David Frum Dead Right
“It is often observed that it is human nature to dislike those whom we have injured…”
David Frum Dead Right
“Napoleon had everything men usually crave – glory, power, riches – yet he said at St Helena: ‘I have never known six happy days in my life’; while Helen Keller – blind, deaf, dumb – declared, ‘I have found life so beautiful.’ If half a century of living has taught me anything at all, it has taught me that ‘Nothing can bring you peace but yourself.’”

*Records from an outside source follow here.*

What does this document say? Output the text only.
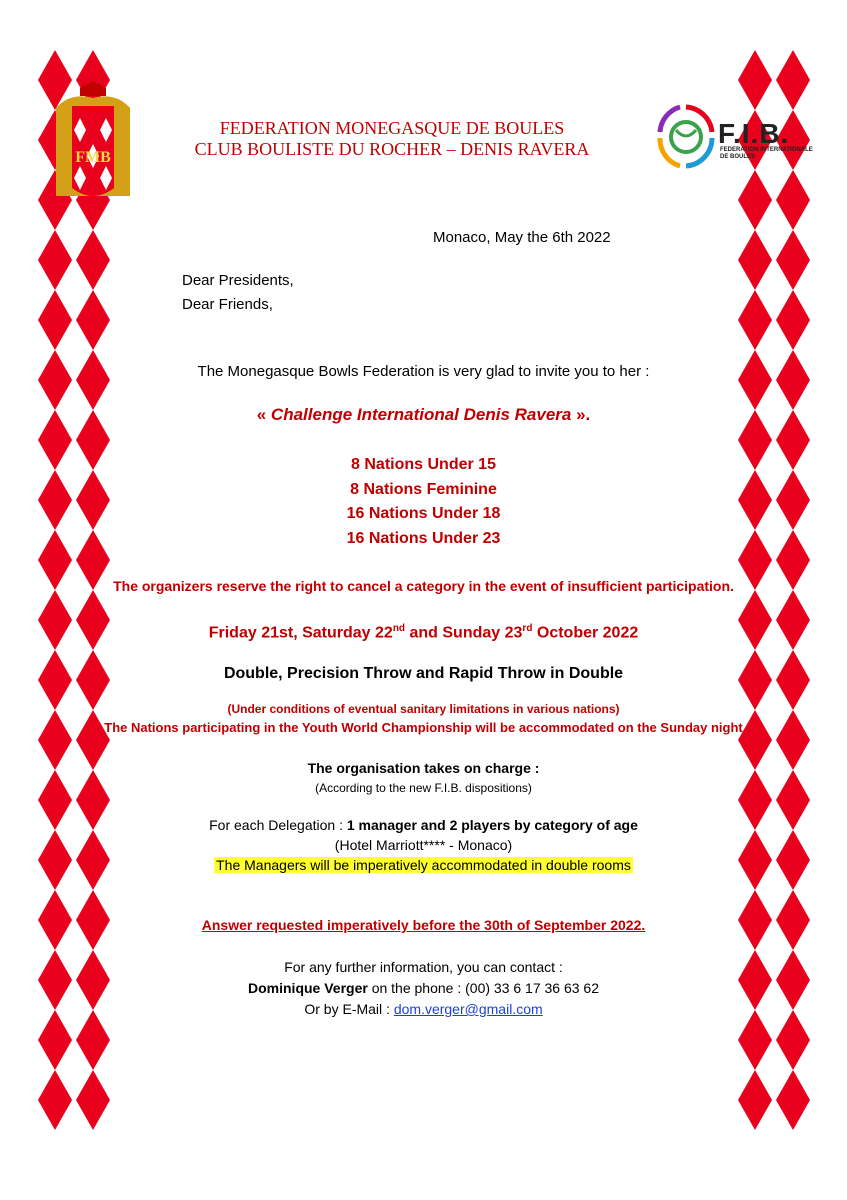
FMB
F.I.B.
FEDERATION INTERNATIONALE DE BOULES
FEDERATION MONEGASQUE DE BOULES
CLUB BOULISTE DU ROCHER – DENIS RAVERA
Monaco, May the 6th 2022
Dear Presidents,
Dear Friends,
The Monegasque Bowls Federation is very glad to invite you to her :
« Challenge International Denis Ravera ».
8 Nations Under 15
8 Nations Feminine
16 Nations Under 18
16 Nations Under 23
The organizers reserve the right to cancel a category in the event of insufficient participation.
Friday 21st, Saturday 22nd and Sunday 23rd October 2022
Double, Precision Throw and Rapid Throw in Double
(Under conditions of eventual sanitary limitations in various nations)
The Nations participating in the Youth World Championship will be accommodated on the Sunday night
The organisation takes on charge :
(According to the new F.I.B. dispositions)
For each Delegation : 1 manager and 2 players by category of age
(Hotel Marriott**** - Monaco)
The Managers will be imperatively accommodated in double rooms
Answer requested imperatively before the 30th of September 2022.
For any further information, you can contact :
Dominique Verger on the phone : (00) 33 6 17 36 63 62
Or by E-Mail : dom.verger@gmail.com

Dale Carnegie How to Stop Worrying and Start Living
“The [French] Revolution appealed to the idea of an abstract and eternal justice, beyond all local custom or convenience. If there are commands of God, then there must be rights of man. Here Burke made his brilliant diversion… the modern argument of scientific relativity; in short, the argument of evolution. He suggested that humanity was everywhere molded by or fitted to its environment and institutions; in fact, that each people practically got, not only the tyrant it deserved, but the tyrant it ought to have. ‘I know nothing of the rights of men,’ he said, ‘but I know something of the rights of Englishmen.’ There you have the essential atheist.”
G.K. Chesterton What’s Wrong with the World
“Do you know that disease and death must needs overtake us, no matter what we are doing?... What do you wish to be doing when it overtakes you?... If you have anything better to be doing when you are overtaken, get to work on that.”
Epictetus, quoted in Jon Winokur Zen To Go
“From the crooked timber of humanity, no straight thing was ever made.”
Immanuel Kant, quoted in Brian Lee Crowley The Road to Equity
“‘There are no ordinary people. You have never talked to a mere mortal.’”
C.S. Lewis, quoted by Douglas Jackson in Gilbert! magazine January-February 2002
“Generally speaking, the ordinary man should be content with the terrible secret that men are men – which is another way of saying that they are brothers.”
G.K. Chesterton in Illustrated London News Oct. 8, 1910, quoted in Gilbert! magazine Vol. 7 #5 (March 2004)
“There is no cure for birth and death, save to enjoy the interval.”